Reputation:
RecursionError: maxium recursion depth exceeded
I'm new to stack overflow this is my second question so please bear with me. I'm creating a simple calculator program. Here's the code:
def add(x, y):
return x + y
def subtract(x, y):
return x - y
def multiply(x, y):
return x * y
def divide(x, y):
return x / y
print("what do you want to do?")
print("1.Add:")
print("2.Subtract:")
print("3.Multiply:")
print("4.Divide:")
choice = input("Enter a number 1-4 for your operation: ")
def operation():
if choice == '1':
print(num1,"+",num2,"=", add(num1, num2))
elif choice == '2':
print(num1,"-",num2,"=", subtract(num1, num2))
elif choice == '3':
print(num1,"*",num2,"=", multiply(num1, num2))
elif choice == '4':
print(num1,"/",num2,"=", divide(num1, num2))
else:
print("I SAID A NUMBER 1-4 YOU DUMBASS!")
return(operation(), input())
operation()
num1 = int(input("Enter a number: "))
num2 = int(input("Enter another one: "))
whenever I put a number greater than 5 it uses the else statement and loops the print statement over and over for a couple of seconds then print "recursion error: maximum recursion depth exceeded. I know that by putting the return statement inside the function, the function then loops itself over and over. I then tried to add the input to prompt the user for another input but I guess this isn't the right syntax. Can someone post the right syntax for this code or is there a more concise way of doing this? Thank you any help is appreciated.
Upvotes: 0
Views: 462
Answers (3)
Reputation: 766
There are two problems in your code, one is you are comparing a string with integer and the next one with out changing the value of option you are calling the same function, so it keeps on calling itself never ending, so the compiler giving you recursion error.
Upvotes: 0
Reputation: 309841
The problem is in your else clause:
else:
print("I SAID A NUMBER 1-4 YOU DUMBASS!")
return(operation(), input())
Notice that you call operation again, but you haven't changed the choice at all, so operation will run again with the same choice you had before (over and over until you hit the recursion limit).
At this point, you're probably tempted to do:
choice = input(...)
return operation()
However, that won't work either as choice is a global variable and if you try to modify it in the function, you'll get an UnboundLocalError.
You could declare global choice within operation, but that's suboptimal. A better design would be to pass the choice as an argument to operation:
choice = int(input("Enter a number 1-4 for your operation: "))
def operation(choice):
if choice == 1:
print(num1,"+",num2,"=", add(num1, num2))
elif choice == 2:
print(num1,"-",num2,"=", subtract(num1, num2))
elif choice == 3:
print(num1,"*",num2,"=", multiply(num1, num2))
elif choice == 4:
print(num1,"/",num2,"=", divide(num1, num2))
else:
print("I SAID A NUMBER 1-4 YOU DUMBASS!")
choice = int(input())
return operation(choice)
operation(choice)
Finally, even once you get this part working, you'll have additional problems depending on python2.x or 3.x.

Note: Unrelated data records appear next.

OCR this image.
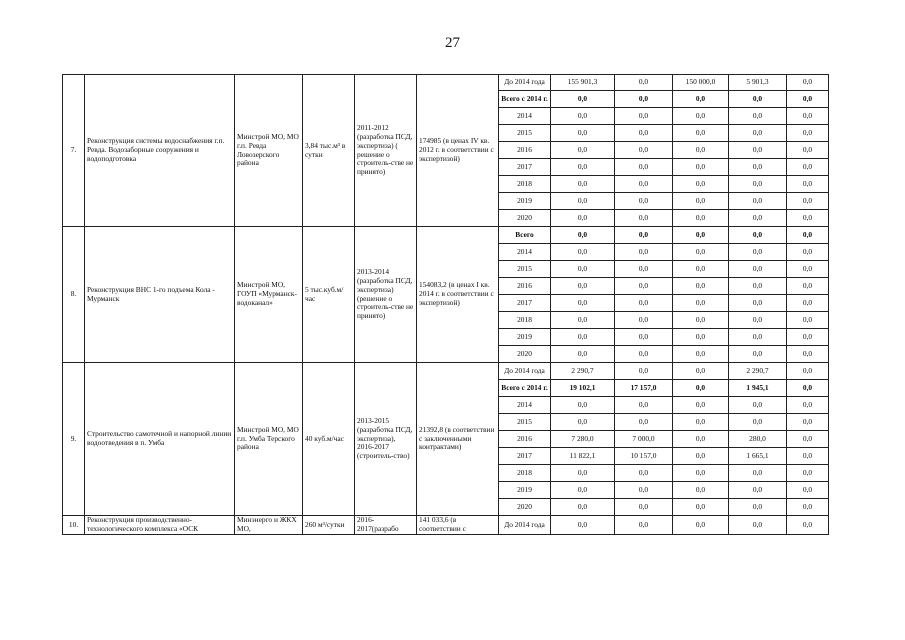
27
7.	Реконструкция системы водоснабжения г.п. Ревда. Водозаборные сооружения и водоподготовка	Минстрой МО, МО г.п. Ревда Ловозерского района	3,84 тыс.м³ в сутки	2011-2012 (разработка ПСД, экспертиза) ( решение о строитель-стве не принято)	174985 (в ценах IV кв. 2012 г. в соответствии с экспертизой)	До 2014 года	155 901,3	0,0	150 000,0	5 901,3	0,0
						Всего с 2014 г.	0,0	0,0	0,0	0,0	0,0
						2014	0,0	0,0	0,0	0,0	0,0
						2015	0,0	0,0	0,0	0,0	0,0
						2016	0,0	0,0	0,0	0,0	0,0
						2017	0,0	0,0	0,0	0,0	0,0
						2018	0,0	0,0	0,0	0,0	0,0
						2019	0,0	0,0	0,0	0,0	0,0
						2020	0,0	0,0	0,0	0,0	0,0
8.	Реконструкция ВНС 1-го подъема Кола - Мурманск	Минстрой МО, ГОУП «Мурманск-водоканал»	5 тыс.куб.м/час	2013-2014 (разработка ПСД, экспертиза) (решение о строитель-стве не принято)	154083,2 (в ценах I кв. 2014 г. в соответствии с экспертизой)	Всего	0,0	0,0	0,0	0,0	0,0
						2014	0,0	0,0	0,0	0,0	0,0
						2015	0,0	0,0	0,0	0,0	0,0
						2016	0,0	0,0	0,0	0,0	0,0
						2017	0,0	0,0	0,0	0,0	0,0
						2018	0,0	0,0	0,0	0,0	0,0
						2019	0,0	0,0	0,0	0,0	0,0
						2020	0,0	0,0	0,0	0,0	0,0
9.	Строительство самотечной и напорной линии водоотведения в п. Умба	Минстрой МО, МО г.п. Умба Терского района	40 куб.м/час	2013-2015 (разработка ПСД, экспертиза), 2016-2017 (строитель-ство)	21392,8 (в соответствии с заключенными контрактами)	До 2014 года	2 290,7	0,0	0,0	2 290,7	0,0
						Всего с 2014 г.	19 102,1	17 157,0	0,0	1 945,1	0,0
						2014	0,0	0,0	0,0	0,0	0,0
						2015	0,0	0,0	0,0	0,0	0,0
						2016	7 280,0	7 000,0	0,0	280,0	0,0
						2017	11 822,1	10 157,0	0,0	1 665,1	0,0
						2018	0,0	0,0	0,0	0,0	0,0
						2019	0,0	0,0	0,0	0,0	0,0
						2020	0,0	0,0	0,0	0,0	0,0
10.	Реконструкция производственно-технологического комплекса «ОСК	Минэнерго и ЖКХ МО,	260 м³/сутки	2016-2017(разрабо	141 033,6 (в соответствии с	До 2014 года	0,0	0,0	0,0	0,0	0,0
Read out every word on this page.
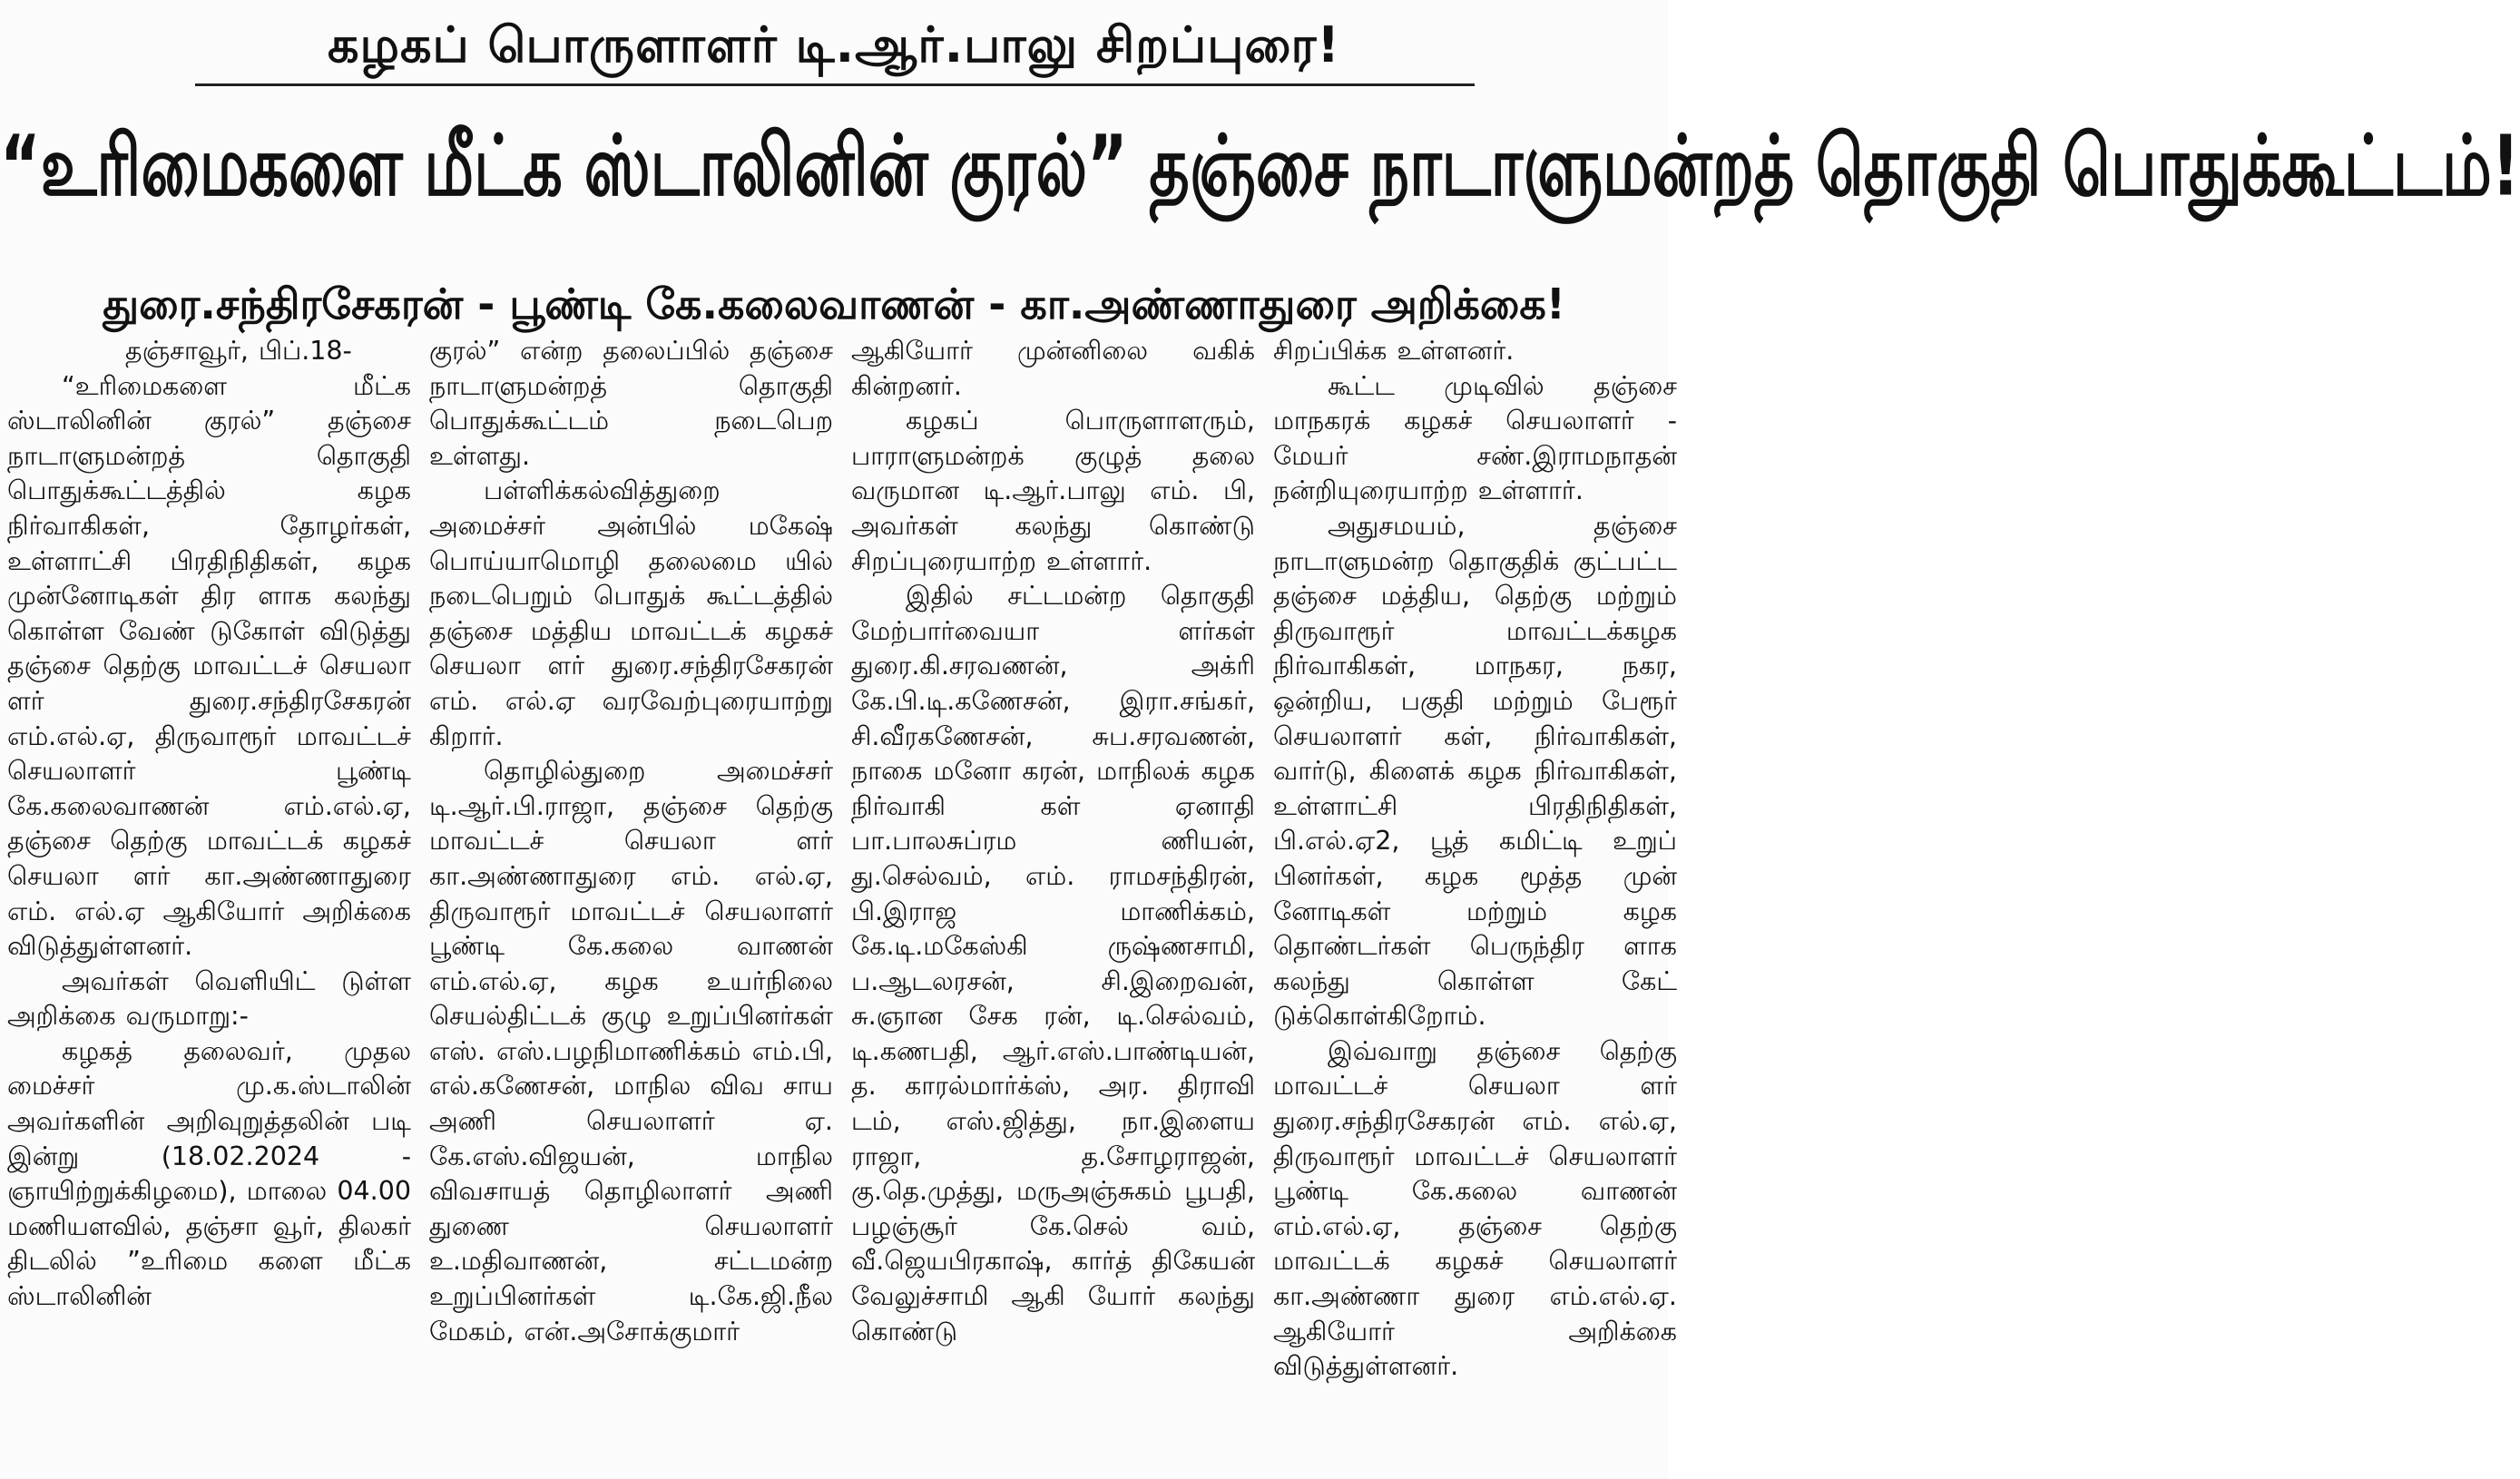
கழகப் பொருளாளர் டி.ஆர்.பாலு சிறப்புரை!
“உரிமைகளை மீட்க ஸ்டாலினின் குரல்” தஞ்சை நாடாளுமன்றத் தொகுதி பொதுக்கூட்டம்!
துரை.சந்திரசேகரன் - பூண்டி கே.கலைவாணன் - கா.அண்ணாதுரை அறிக்கை!
தஞ்சாவூர், பிப்.18-

“உரிமைகளை மீட்க ஸ்டாலினின் குரல்” தஞ்சை நாடாளுமன்றத் தொகுதி பொதுக்கூட்டத்தில் கழக நிர்வாகிகள், தோழர்கள், உள்ளாட்சி பிரதிநிதிகள், கழக முன்னோடிகள் திர ளாக கலந்து கொள்ள வேண் டுகோள் விடுத்து தஞ்சை தெற்கு மாவட்டச் செயலா ளர் துரை.சந்திரசேகரன் எம்.எல்.ஏ, திருவாரூர் மாவட்டச் செயலாளர் பூண்டி கே.கலைவாணன் எம்.எல்.ஏ, தஞ்சை தெற்கு மாவட்டக் கழகச் செயலா ளர் கா.அண்ணாதுரை எம். எல்.ஏ ஆகியோர் அறிக்கை விடுத்துள்ளனர்.

அவர்கள் வெளியிட் டுள்ள அறிக்கை வருமாறு:-

கழகத் தலைவர், முதல மைச்சர் மு.க.ஸ்டாலின் அவர்களின் அறிவுறுத்தலின் படி இன்று (18.02.2024 - ஞாயிற்றுக்கிழமை), மாலை 04.00 மணியளவில், தஞ்சா வூர், திலகர் திடலில் ”உரிமை களை மீட்க ஸ்டாலினின்

குரல்” என்ற தலைப்பில் தஞ்சை நாடாளுமன்றத் தொகுதி பொதுக்கூட்டம் நடைபெற உள்ளது.

பள்ளிக்கல்வித்துறை அமைச்சர் அன்பில் மகேஷ் பொய்யாமொழி தலைமை யில் நடைபெறும் பொதுக் கூட்டத்தில் தஞ்சை மத்திய மாவட்டக் கழகச் செயலா ளர் துரை.சந்திரசேகரன் எம். எல்.ஏ வரவேற்புரையாற்று கிறார்.

தொழில்துறை அமைச்சர் டி.ஆர்.பி.ராஜா, தஞ்சை தெற்கு மாவட்டச் செயலா ளர் கா.அண்ணாதுரை எம். எல்.ஏ, திருவாரூர் மாவட்டச் செயலாளர் பூண்டி கே.கலை வாணன் எம்.எல்.ஏ, கழக உயர்நிலை செயல்திட்டக் குழு உறுப்பினர்கள் எஸ். எஸ்.பழநிமாணிக்கம் எம்.பி, எல்.கணேசன், மாநில விவ சாய அணி செயலாளர் ஏ. கே.எஸ்.விஜயன், மாநில விவசாயத் தொழிலாளர் அணி துணை செயலாளர் உ.மதிவாணன், சட்டமன்ற உறுப்பினர்கள் டி.கே.ஜி.நீல மேகம், என்.அசோக்குமார்

ஆகியோர் முன்னிலை வகிக் கின்றனர்.

கழகப் பொருளாளரும், பாராளுமன்றக் குழுத் தலை வருமான டி.ஆர்.பாலு எம். பி, அவர்கள் கலந்து கொண்டு சிறப்புரையாற்ற உள்ளார்.

இதில் சட்டமன்ற தொகுதி மேற்பார்வையா ளர்கள் துரை.கி.சரவணன், அக்ரி கே.பி.டி.கணேசன், இரா.சங்கர், சி.வீரகணேசன், சுப.சரவணன், நாகை மனோ கரன், மாநிலக் கழக நிர்வாகி கள் ஏனாதி பா.பாலசுப்ரம ணியன், து.செல்வம், எம். ராமசந்திரன், பி.இராஜ மாணிக்கம், கே.டி.மகேஸ்கி ருஷ்ணசாமி, ப.ஆடலரசன், சி.இறைவன், சு.ஞான சேக ரன், டி.செல்வம், டி.கணபதி, ஆர்.எஸ்.பாண்டியன், த. காரல்மார்க்ஸ், அர. திராவி டம், எஸ்.ஜித்து, நா.இளைய ராஜா, த.சோழராஜன், கு.தெ.முத்து, மருஅஞ்சுகம் பூபதி, பழஞ்சூர் கே.செல் வம், வீ.ஜெயபிரகாஷ், கார்த் திகேயன் வேலுச்சாமி ஆகி யோர் கலந்து கொண்டு

சிறப்பிக்க உள்ளனர்.

கூட்ட முடிவில் தஞ்சை மாநகரக் கழகச் செயலாளர் - மேயர் சண்.இராமநாதன் நன்றியுரையாற்ற உள்ளார்.

அதுசமயம், தஞ்சை நாடாளுமன்ற தொகுதிக் குட்பட்ட தஞ்சை மத்திய, தெற்கு மற்றும் திருவாரூர் மாவட்டக்கழக நிர்வாகிகள், மாநகர, நகர, ஒன்றிய, பகுதி மற்றும் பேரூர் செயலாளர் கள், நிர்வாகிகள், வார்டு, கிளைக் கழக நிர்வாகிகள், உள்ளாட்சி பிரதிநிதிகள், பி.எல்.ஏ2, பூத் கமிட்டி உறுப் பினர்கள், கழக மூத்த முன் னோடிகள் மற்றும் கழக தொண்டர்கள் பெருந்திர ளாக கலந்து கொள்ள கேட் டுக்கொள்கிறோம்.

இவ்வாறு தஞ்சை தெற்கு மாவட்டச் செயலா ளர் துரை.சந்திரசேகரன் எம். எல்.ஏ, திருவாரூர் மாவட்டச் செயலாளர் பூண்டி கே.கலை வாணன் எம்.எல்.ஏ, தஞ்சை தெற்கு மாவட்டக் கழகச் செயலாளர் கா.அண்ணா துரை எம்.எல்.ஏ. ஆகியோர் அறிக்கை விடுத்துள்ளனர்.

On python2.x, input will be returning numbers, not strings, so your equality tests (choice == '1') will never pass. On python3.x, the equality tests will work out just fine (because your choice will be a string), but the math equations will break (you can't multiply 2 strings together).
I've fixed that in the example above -- But remember not to use input in production code for python2.x as it's a huge security risk.
Upvotes: 3
Reputation: 1
That call is before input so it is calling and calling and calling again. This menu with choices is usually placed inside a while loop.
Upvotes: 0